Landing in DOH, I’ve quite some time to kill: and even though I was in First on the way here, I don’t get access to the first lounge. Not that the business lounge isn’t spectacular too. It’s normally off-limits to the likes of me, since Qatar shunts all non-QR frequent flyers into a less impressive lounge. I have some food, and a beer (they have the slightly less stellar choice of Budweiser or, um, Stella). I download all the videos for the flight home, then decide that it might be fun to go for a walk for a bar of chocolate, seeing on Google Maps that a WH Smith’s is at the other end of the terminal. It’s such a long walk away that there’s a train for people to catch, but I walk, past a few electronics shops.
Google Maps lied to me. There isn’t a WH Smith up here — indeed, actually, there’s very little that’s open. Instead, there are a lot of busy people in yellow jackets, and the smell of fevered building work, as they finish this end of the terminal prior to the world cup. Half the food court is open, but the duty free area is closed off (but looks almost ready). But on the plus side, I’ve avoided spending $45 for a tiny square of chocolate, such are the WH Smith markup prices.
I take the train back. It’s very new and very impressive. I wander back into the lounge for a bit, and then it’s time for me to get onto the plane.
DOH to BNE, QR898
I notice (as I did on the way out) that the boarding music on Qatar is on quite a short loop. It sounds very much like the theme tune for Grand Designs off the telly. It gets a bit annoying. There’s a piano repeating the same melody, an Arabic stringed instrument accompanying it, and a woodwind instrument that sounds like a clarinet but probably isn’t. I keep expecting Kevin McCloud to pop up and question whether we’ll really get this work done by next Christmas and if we’ve correctly done our budget.
I time the boarding music. It takes five minutes to loop. I got on this flight at about 6.45pm; it’s now 7.25pm, and so I’ve heard it eight times in its entirety. It reminds me of working in commercial radio and playing the same songs in my 9am hour that I did three hours previously, and being required to “sell” the music just as fervently as I had at 6am. That don’t impress me much, I’d back-announce. That’s a song from Shania Twain, rather than a comment on the music policy.
I endure the funny flight video again. I assume the two stars of the film (who are British) are famous? I guess they might be.
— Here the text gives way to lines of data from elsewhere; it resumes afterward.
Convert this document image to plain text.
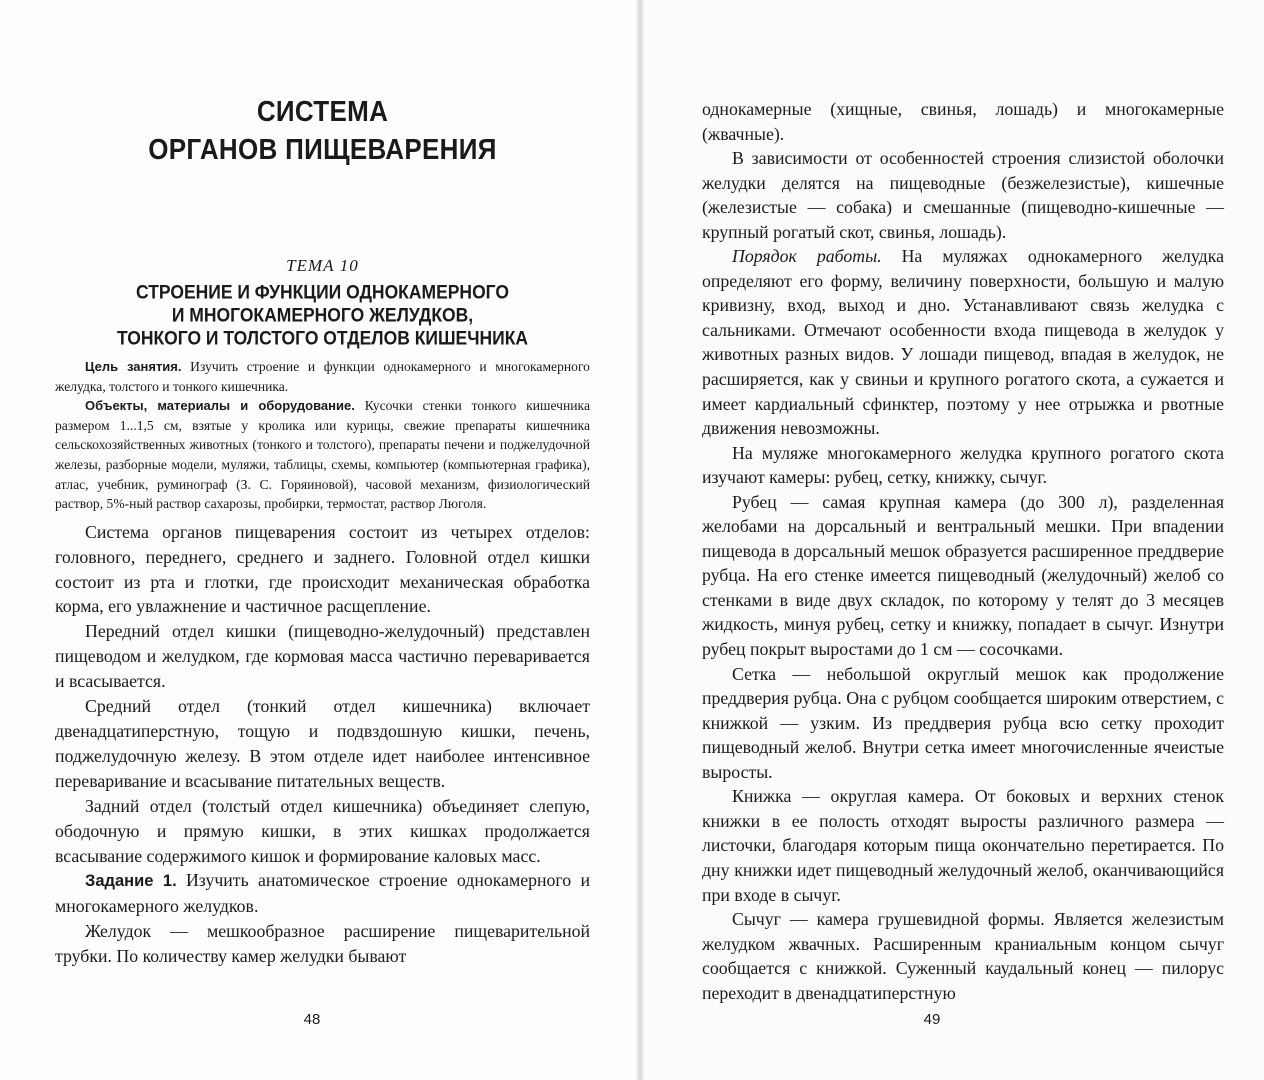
СИСТЕМА
ОРГАНОВ ПИЩЕВАРЕНИЯ
ТЕМА 10
СТРОЕНИЕ И ФУНКЦИИ ОДНОКАМЕРНОГО
И МНОГОКАМЕРНОГО ЖЕЛУДКОВ,
ТОНКОГО И ТОЛСТОГО ОТДЕЛОВ КИШЕЧНИКА

Цель занятия. Изучить строение и функции однокамерного и многокамерного желудка, толстого и тонкого кишечника.

Объекты, материалы и оборудование. Кусочки стенки тонкого кишечника размером 1...1,5 см, взятые у кролика или курицы, свежие препараты кишечника сельскохозяйственных животных (тонкого и толстого), препараты печени и поджелудочной железы, разборные модели, муляжи, таблицы, схемы, компьютер (компьютерная графика), атлас, учебник, руминограф (З. С. Горяиновой), часовой механизм, физиологический раствор, 5%-ный раствор сахарозы, пробирки, термостат, раствор Люголя.

Система органов пищеварения состоит из четырех отделов: головного, переднего, среднего и заднего. Головной отдел кишки состоит из рта и глотки, где происходит механическая обработка корма, его увлажнение и частичное расщепление.

Передний отдел кишки (пищеводно-желудочный) представлен пищеводом и желудком, где кормовая масса частично переваривается и всасывается.

Средний отдел (тонкий отдел кишечника) включает двенадцатиперстную, тощую и подвздошную кишки, печень, поджелудочную железу. В этом отделе идет наиболее интенсивное переваривание и всасывание питательных веществ.

Задний отдел (толстый отдел кишечника) объединяет слепую, ободочную и прямую кишки, в этих кишках продолжается всасывание содержимого кишок и формирование каловых масс.

Задание 1. Изучить анатомическое строение однокамерного и многокамерного желудков.

Желудок — мешкообразное расширение пищеварительной трубки. По количеству камер желудки бывают

48

однокамерные (хищные, свинья, лошадь) и многокамерные (жвачные).

В зависимости от особенностей строения слизистой оболочки желудки делятся на пищеводные (безжелезистые), кишечные (железистые — собака) и смешанные (пищеводно-кишечные — крупный рогатый скот, свинья, лошадь).

Порядок работы. На муляжах однокамерного желудка определяют его форму, величину поверхности, большую и малую кривизну, вход, выход и дно. Устанавливают связь желудка с сальниками. Отмечают особенности входа пищевода в желудок у животных разных видов. У лошади пищевод, впадая в желудок, не расширяется, как у свиньи и крупного рогатого скота, а сужается и имеет кардиальный сфинктер, поэтому у нее отрыжка и рвотные движения невозможны.

На муляже многокамерного желудка крупного рогатого скота изучают камеры: рубец, сетку, книжку, сычуг.

Рубец — самая крупная камера (до 300 л), разделенная желобами на дорсальный и вентральный мешки. При впадении пищевода в дорсальный мешок образуется расширенное преддверие рубца. На его стенке имеется пищеводный (желудочный) желоб со стенками в виде двух складок, по которому у телят до 3 месяцев жидкость, минуя рубец, сетку и книжку, попадает в сычуг. Изнутри рубец покрыт выростами до 1 см — сосочками.

Сетка — небольшой округлый мешок как продолжение преддверия рубца. Она с рубцом сообщается широким отверстием, с книжкой — узким. Из преддверия рубца всю сетку проходит пищеводный желоб. Внутри сетка имеет многочисленные ячеистые выросты.

Книжка — округлая камера. От боковых и верхних стенок книжки в ее полость отходят выросты различного размера — листочки, благодаря которым пища окончательно перетирается. По дну книжки идет пищеводный желудочный желоб, оканчивающийся при входе в сычуг.

Сычуг — камера грушевидной формы. Является железистым желудком жвачных. Расширенным краниальным концом сычуг сообщается с книжкой. Суженный каудальный конец — пилорус переходит в двенадцатиперстную

49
It isn’t designed for watching four times in three days.
The FAs on this 14 hour flight are totally different in attitude from the ones I had on the 14 hour flight here. Perhaps it’s a time of day thing, but they’re super keen to help and to offer drinks, food and everything else. Instead of asking open-ended questions about when you want dinner and breakfast, they make suggestions. “Shall I give you breakfast about one and a half hours from when we land?” is much less anxiety-inducing than “When do you want breakfast?”
Surprisingly, the Qatari catering doesn’t seem to be quite as good as the Brisbane catering. I have the vegetarian dumplings, which aren’t too good. But I sleep well, aided by the absence of excited six year-olds, and have an omelette for breakfast. It’s slightly odd in temperature — it’s hot, except for both ends which are cold.
An hour’s worth of free wifi is fun to talk to my family before I land, and to follow my flight’s progress on Flight Radar 24. Seems that my little scanner is still doing its job, as we take a slight detour to land over the sea, rather than the land.
That wifi, by the way, could have cost (US)$10 for the fourteen hour flight. I know that Qantas is waiting for a new, better, satellite system to become operational before it implements it; but it’s beginning to be a gaping hole in Qantas’s service.
All-in, a pleasant trip: but curiously lonely in a Suite by yourself, and an odd culture clash from an international crew. It’s good to be home.